FOMO, the ‘fear of missing out’, is the anxiety you feel that you might be neglecting something exciting elsewhere. It can lead to irrational decisions, they might even be regrettable. It’s arguable that social media fuels FOMO; from Facebook and a missed dinner party, to LinkedIn showcasing the best bits of an ex-colleagues’ career. But, these select highlights can be misleading and cause dissatisfaction with your own decisions. So, what happens when FOMO creeps into your financial plan?
Driven by volatility?
Since the financial crisis of 2008, we’ve experienced a ten-year bull market, with steady growth and healthy returns. Towards the end of 2018, we began to experience volatility, with October the most turbulent month in a decade.
When markets are volatile it’s easy to feel uncertainty. But, if you already have a financial plan in place, try not to second guess your decisions. By all means, review your plan regularly to ensure it remains relevant and on track to meet your aspirations, that’s very important. But, whilst there is volatility and doubt, there are always people trying to capitalise on FOMO.
‘Beat the market’
Proceed with caution if a company is promoting a product based on the return they intend to achieve. No matter what their website says, there is no such thing as a legitimate risk-free 9.9% ‘fixed return’ ISA.
There isn’t a way to beat the market, if it sounds too good to be true, it is. Once you get into the literature of these investments they are often based on property or forestry. They will be very volatile, risky and the returns advertised wildly unrealistic. Investment risk warnings and certificates on promotional material might make them appear more trustworthy, but don’t be fooled.
Naturally, you want your investments to grow, but to achieve higher returns, higher risk has to be taken. Figures from the Financial Conduct Authority show people are being drawn into investment scams in the hope of achieving exceptional returns. In fact, last year investment scams cost their victims £197 million in losses. Unfortunately, people lost £29,000 on average each.

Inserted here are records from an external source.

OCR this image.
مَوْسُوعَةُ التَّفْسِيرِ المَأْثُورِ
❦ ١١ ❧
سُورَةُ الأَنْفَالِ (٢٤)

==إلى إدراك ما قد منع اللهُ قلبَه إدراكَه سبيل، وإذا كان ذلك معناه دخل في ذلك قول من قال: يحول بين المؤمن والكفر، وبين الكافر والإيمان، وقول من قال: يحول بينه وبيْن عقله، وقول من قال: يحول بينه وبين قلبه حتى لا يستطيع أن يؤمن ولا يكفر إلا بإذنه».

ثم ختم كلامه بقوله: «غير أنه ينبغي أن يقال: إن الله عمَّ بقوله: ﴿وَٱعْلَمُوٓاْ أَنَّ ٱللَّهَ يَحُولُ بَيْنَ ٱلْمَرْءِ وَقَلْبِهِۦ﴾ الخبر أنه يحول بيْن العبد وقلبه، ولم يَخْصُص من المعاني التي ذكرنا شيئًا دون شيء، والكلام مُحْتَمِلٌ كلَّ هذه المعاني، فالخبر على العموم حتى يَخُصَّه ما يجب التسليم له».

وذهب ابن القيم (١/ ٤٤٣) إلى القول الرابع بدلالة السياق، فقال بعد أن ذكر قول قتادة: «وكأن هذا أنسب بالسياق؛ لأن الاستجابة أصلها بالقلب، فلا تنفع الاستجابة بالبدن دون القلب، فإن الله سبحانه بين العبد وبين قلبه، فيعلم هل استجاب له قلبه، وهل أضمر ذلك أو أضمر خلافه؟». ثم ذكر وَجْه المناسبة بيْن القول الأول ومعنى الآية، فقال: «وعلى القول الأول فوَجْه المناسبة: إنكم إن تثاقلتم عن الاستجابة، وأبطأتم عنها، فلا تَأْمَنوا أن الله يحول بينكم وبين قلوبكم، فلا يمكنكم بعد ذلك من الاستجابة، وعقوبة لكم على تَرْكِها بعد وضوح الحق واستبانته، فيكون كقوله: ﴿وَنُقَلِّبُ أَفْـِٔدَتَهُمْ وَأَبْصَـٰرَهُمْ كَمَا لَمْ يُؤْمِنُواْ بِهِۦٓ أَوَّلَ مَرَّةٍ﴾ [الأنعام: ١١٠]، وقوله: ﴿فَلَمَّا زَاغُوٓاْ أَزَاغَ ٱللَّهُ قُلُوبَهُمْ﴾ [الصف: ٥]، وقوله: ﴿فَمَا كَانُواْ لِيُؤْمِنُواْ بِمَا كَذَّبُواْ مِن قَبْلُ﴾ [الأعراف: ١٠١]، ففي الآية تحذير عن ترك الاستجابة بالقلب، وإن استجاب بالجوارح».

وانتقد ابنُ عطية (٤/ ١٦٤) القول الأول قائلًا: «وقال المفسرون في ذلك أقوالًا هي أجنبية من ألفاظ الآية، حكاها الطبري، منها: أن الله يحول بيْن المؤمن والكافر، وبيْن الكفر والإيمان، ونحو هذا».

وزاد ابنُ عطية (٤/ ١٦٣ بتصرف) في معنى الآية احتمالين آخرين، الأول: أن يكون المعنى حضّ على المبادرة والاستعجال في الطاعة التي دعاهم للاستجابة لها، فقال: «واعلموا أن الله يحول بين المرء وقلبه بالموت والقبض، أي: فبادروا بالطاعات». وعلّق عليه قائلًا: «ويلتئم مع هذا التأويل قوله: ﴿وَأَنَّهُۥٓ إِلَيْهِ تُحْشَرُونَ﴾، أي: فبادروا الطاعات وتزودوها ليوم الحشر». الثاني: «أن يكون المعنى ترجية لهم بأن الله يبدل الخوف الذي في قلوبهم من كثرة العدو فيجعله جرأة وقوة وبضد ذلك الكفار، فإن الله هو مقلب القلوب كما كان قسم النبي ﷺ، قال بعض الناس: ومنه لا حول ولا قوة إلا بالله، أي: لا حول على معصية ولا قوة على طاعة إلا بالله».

Fraudsters are increasingly using sophisticated tactics to prey on FOMO and encourage victims to invest. Now the cold calling ban has come into force, they are taking advantage of digital technology and shifting their focus online. Of the people that checked the FCA Warning List following suspicious contact, 54% had been targeted via online sources, like social media and by email.
Mark Steward, Executive Director of Enforcement and Market Oversight at the FCA, said: “The first quarter is a common time for people to make their financial plans for the year, including investments. But before you invest do your homework. Always check the FCA’s register to make sure you’re dealing with an authorised firm and use the contact details on our register, not the details the firm gives you, to avoid ‘clones’. Also, check the FCA Warning List of firms to avoid. Remember, if in any doubt, don’t invest!”
Stick to your guns
If FOMO starts creeping into your financial plan, remember why you invested in the first place. It’s likely to be long term, such as for retirement, and short-term volatility and distractions might only de-rail that plan.
Financial planning is as much about managing investment risk, as managing emotions and mitigating irrational behaviour. We are here to explain volatility and market fluctuations and help secure your financial future; we aren’t able to promise high returns and you should be very cautious of anyone who says they can. Ultimately, ignoring FOMO and sticking to your guns through thick and thin is the best way to achieve financial independence.